For a start, the D-pad is one of the worst I’ve used on a controller in years. There’s nothing to like about it: it’s spongy, it’s not gated, and a vastly inferior option to the offerings on the default DualShock 4. The slight inversion makes a nice resting point for your thumb, but it’s just a touch too large. I never found it pleasant to use, and it’s not a great option for using in fighting games either.

That’s a key problem with the controller across the board too: the problems are hard-baked in. The bumpers, for one, are shallow and so recessed that it can be a little difficult to press them if you hover your fingers over the far edges (a common way to hold a controller, with the tips of your fingers hovering over the left and right triggers). The bumpers and triggers are made of hard plastic; it’s not even textured plastic, which is a bit cheap for something that costs $180.

But what will frustrate most people is the design of the analog sticks. The left stick sports a concave dome, matching what you’d find on the Xbox One or DualShock 4. But the right analog stick is convex, a baffling decision to make.
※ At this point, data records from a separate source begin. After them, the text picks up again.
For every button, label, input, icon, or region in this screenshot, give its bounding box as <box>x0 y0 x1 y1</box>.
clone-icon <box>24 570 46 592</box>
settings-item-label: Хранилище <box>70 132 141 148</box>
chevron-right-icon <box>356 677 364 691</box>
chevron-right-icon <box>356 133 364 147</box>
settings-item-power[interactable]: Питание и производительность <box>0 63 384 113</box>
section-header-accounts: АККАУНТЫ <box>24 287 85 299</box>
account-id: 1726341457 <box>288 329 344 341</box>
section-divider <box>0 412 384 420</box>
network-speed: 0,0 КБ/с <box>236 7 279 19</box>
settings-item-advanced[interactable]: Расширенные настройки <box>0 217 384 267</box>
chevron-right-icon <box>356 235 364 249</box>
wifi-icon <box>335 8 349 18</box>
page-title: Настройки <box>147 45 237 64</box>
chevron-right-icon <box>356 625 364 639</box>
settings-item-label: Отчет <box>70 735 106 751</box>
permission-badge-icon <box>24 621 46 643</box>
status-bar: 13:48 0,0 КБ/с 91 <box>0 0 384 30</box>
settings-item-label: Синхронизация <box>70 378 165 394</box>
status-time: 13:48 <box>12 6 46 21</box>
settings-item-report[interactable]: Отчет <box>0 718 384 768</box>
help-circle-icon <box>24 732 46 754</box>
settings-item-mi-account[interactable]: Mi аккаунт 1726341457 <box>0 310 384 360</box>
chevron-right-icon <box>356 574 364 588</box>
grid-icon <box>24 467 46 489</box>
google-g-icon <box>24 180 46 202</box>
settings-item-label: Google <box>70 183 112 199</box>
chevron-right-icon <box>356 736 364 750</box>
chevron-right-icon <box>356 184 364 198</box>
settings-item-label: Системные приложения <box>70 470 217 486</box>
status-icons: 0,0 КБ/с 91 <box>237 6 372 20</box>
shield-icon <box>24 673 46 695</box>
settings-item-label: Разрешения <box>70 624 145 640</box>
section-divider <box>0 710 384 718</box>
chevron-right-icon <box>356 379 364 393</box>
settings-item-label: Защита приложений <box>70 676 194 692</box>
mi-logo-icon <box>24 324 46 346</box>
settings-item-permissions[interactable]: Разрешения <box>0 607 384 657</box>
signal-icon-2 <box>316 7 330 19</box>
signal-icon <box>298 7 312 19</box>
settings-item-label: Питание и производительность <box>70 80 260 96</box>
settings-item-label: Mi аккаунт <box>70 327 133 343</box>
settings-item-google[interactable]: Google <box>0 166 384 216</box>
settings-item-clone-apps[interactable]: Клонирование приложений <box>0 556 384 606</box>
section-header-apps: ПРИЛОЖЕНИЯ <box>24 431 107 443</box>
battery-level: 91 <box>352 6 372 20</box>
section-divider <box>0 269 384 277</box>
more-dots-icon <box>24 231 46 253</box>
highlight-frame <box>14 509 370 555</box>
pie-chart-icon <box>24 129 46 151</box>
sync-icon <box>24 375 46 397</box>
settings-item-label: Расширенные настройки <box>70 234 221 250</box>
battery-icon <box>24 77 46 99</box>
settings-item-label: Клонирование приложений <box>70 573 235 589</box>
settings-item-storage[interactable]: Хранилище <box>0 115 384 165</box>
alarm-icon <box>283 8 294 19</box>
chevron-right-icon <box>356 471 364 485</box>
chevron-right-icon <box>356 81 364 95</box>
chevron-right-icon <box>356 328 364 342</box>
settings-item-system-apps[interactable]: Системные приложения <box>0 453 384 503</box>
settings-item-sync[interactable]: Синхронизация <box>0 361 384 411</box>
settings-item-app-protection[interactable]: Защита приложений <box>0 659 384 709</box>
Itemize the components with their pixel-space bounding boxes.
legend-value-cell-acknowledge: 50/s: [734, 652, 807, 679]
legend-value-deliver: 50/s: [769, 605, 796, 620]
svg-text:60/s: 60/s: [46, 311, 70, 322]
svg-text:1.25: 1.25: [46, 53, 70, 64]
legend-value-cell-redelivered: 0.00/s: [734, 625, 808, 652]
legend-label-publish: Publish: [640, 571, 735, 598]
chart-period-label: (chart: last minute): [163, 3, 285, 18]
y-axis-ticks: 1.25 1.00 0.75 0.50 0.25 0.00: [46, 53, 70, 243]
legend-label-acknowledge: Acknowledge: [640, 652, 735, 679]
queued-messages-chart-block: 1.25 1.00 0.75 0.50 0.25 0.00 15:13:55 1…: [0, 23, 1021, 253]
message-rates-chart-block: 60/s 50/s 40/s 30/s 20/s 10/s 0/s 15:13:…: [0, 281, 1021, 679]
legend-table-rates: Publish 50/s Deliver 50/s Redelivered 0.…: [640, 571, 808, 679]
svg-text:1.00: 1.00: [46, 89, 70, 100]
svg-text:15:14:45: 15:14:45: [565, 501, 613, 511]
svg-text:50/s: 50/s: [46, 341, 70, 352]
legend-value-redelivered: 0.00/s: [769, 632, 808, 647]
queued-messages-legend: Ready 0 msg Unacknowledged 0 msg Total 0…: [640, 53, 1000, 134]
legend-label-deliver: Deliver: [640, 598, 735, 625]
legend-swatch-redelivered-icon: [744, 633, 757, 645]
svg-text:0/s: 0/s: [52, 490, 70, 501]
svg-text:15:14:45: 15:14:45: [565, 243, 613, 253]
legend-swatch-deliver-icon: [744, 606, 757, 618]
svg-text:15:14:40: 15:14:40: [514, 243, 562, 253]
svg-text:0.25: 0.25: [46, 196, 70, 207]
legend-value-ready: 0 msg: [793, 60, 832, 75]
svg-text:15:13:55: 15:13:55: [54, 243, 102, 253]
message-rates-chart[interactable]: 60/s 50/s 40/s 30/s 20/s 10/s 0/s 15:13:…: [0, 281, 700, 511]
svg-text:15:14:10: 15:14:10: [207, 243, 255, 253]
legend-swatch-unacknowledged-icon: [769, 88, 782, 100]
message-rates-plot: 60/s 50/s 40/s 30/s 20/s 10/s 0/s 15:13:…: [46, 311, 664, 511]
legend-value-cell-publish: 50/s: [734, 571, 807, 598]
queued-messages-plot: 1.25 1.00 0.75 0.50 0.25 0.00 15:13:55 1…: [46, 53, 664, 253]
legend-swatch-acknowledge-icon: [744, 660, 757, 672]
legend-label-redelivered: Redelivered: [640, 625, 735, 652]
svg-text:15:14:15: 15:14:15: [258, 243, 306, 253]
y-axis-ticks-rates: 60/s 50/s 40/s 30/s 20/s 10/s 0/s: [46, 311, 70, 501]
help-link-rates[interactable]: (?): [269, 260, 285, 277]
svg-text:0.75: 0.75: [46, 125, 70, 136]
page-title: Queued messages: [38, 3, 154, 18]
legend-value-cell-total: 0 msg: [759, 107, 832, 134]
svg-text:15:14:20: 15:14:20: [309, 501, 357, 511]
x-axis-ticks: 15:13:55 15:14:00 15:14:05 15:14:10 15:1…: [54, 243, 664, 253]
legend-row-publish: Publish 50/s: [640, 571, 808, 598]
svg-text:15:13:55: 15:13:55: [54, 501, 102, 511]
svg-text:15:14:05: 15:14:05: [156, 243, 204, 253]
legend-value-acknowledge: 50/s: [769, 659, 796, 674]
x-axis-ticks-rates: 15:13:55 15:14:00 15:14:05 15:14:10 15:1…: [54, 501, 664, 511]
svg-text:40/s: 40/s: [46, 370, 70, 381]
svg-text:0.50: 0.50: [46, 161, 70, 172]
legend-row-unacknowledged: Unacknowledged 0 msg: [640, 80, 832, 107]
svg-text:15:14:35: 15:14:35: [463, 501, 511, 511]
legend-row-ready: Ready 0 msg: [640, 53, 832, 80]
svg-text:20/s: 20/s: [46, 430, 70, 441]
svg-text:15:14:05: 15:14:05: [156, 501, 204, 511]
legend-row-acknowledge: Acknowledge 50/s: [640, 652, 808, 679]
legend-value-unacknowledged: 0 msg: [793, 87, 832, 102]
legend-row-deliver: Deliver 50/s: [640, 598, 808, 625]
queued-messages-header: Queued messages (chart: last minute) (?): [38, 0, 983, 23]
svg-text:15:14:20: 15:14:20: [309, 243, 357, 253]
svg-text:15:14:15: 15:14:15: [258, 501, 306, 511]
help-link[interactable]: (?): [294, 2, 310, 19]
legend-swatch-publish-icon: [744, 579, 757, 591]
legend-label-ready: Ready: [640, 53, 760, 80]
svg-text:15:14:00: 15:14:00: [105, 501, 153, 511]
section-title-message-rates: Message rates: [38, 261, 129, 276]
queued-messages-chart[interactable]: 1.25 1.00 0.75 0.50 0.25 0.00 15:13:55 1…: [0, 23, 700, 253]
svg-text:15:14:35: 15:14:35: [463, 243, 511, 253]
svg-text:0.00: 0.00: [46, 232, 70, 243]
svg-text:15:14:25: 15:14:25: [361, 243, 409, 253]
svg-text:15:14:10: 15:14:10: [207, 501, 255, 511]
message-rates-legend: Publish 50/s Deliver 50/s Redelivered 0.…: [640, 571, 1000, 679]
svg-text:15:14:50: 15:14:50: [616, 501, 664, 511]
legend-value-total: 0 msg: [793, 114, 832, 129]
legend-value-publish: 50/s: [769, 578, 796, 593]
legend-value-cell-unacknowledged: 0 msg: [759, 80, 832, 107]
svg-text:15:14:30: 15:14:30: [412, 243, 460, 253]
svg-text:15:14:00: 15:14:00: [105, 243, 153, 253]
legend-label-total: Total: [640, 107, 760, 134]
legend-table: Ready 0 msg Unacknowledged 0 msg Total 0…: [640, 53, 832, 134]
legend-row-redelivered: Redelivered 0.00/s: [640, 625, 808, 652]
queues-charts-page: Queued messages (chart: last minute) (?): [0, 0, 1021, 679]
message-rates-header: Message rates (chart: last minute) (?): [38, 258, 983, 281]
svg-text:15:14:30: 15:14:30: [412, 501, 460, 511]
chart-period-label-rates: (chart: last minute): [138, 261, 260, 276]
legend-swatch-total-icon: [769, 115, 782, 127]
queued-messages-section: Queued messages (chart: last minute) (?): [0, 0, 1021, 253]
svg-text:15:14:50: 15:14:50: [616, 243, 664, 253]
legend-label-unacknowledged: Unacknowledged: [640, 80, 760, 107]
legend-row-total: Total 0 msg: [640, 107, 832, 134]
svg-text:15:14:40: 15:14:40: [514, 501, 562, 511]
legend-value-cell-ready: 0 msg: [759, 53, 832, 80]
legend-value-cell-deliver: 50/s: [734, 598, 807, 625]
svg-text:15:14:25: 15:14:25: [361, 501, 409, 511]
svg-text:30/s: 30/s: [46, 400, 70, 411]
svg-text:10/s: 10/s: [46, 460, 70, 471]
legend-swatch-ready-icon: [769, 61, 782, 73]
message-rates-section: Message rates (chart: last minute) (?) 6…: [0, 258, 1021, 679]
On top of that, the edges of the sticks are different too: the right stick has a serrated edge, a bit like what you’d find on a 10 or 20 cent piece, while the left stick’s edge is completely rounded.

Given that most people are accustomed to having their sticks uniform, it’s odd as to why Nacon would vary them like this. The right stick sports the company’s logo, which is fair enough, but it just makes the controller feel odd and awkward to hold in the hand. Coupled with the hard plastic bumpers and triggers, and having to push inward with your fingers to use two of the four back buttons, it sours the entire experience.

The primary function of any controller is that it needs to feel comfortable; it needs to feel natural. The Nacon Revolution Pro Controller gets part of that right – if you like the Xbox layout, and the general width of a Xbox One controller, it will seem reasonable at first sight. But even after extended use my fingers never quite naturally sat on either of the thumb sticks. The left stick has little to no grip, and both sticks are also a fraction higher than a standard Xbox One controller. It’s wider than the DS4 or the Xbox One pad as well, but whether that’s a benefit or to its detriment is more down to personal preference.

Should You Buy It?

I really wish I could recommend the Nacon Pro Controller. There’s an awful lot to like about it, and Nacon have shown – unlike the SCUF Infinity controllers I played with last year – that you can have lots of features without having to pay over $200. But the ultimate test of any controller will always be what it’s like to hold, what the buttons are like to press, and what it feels like to have your fingers on the analog sticks.

And that’s where the Pro Controller falls down. It’s so awfully close to being a solid offering, especially for gamers with large hands that prefer the offset sticks of an Xbox controller. It’s sturdy, the movement of the sticks themselves is good, and the third-party app is easy enough to use. But that isn’t enough to rectify the largest issues, including the atrocious D-pad, awful bumpers, the awkward feeling in your hands or the fact that you’re buying a wired-only controller in 2017.

Oh and as an added frustration: the Nacon Pro Controller doesn’t register as a standard DualShock 4 pad in Windows, so you won’t be able to take advantage of Steam’s recently-added native support.

That’s pretty much a nail in the coffin for anyone who plays across PC and PS4, although those looking for a controller for PC would be best served with the Elite or the cheaper but still superb Xbox One S pad. As for PS4 gamers looking for an Elite equivalent: you’ll have to wait a little while longer, unless you want to invest in fancy dongles and USB workarounds.

The Nacon Revolution Pro Controller is available at JB Hi-Fi for $179, although the next round of stock won’t be available until February.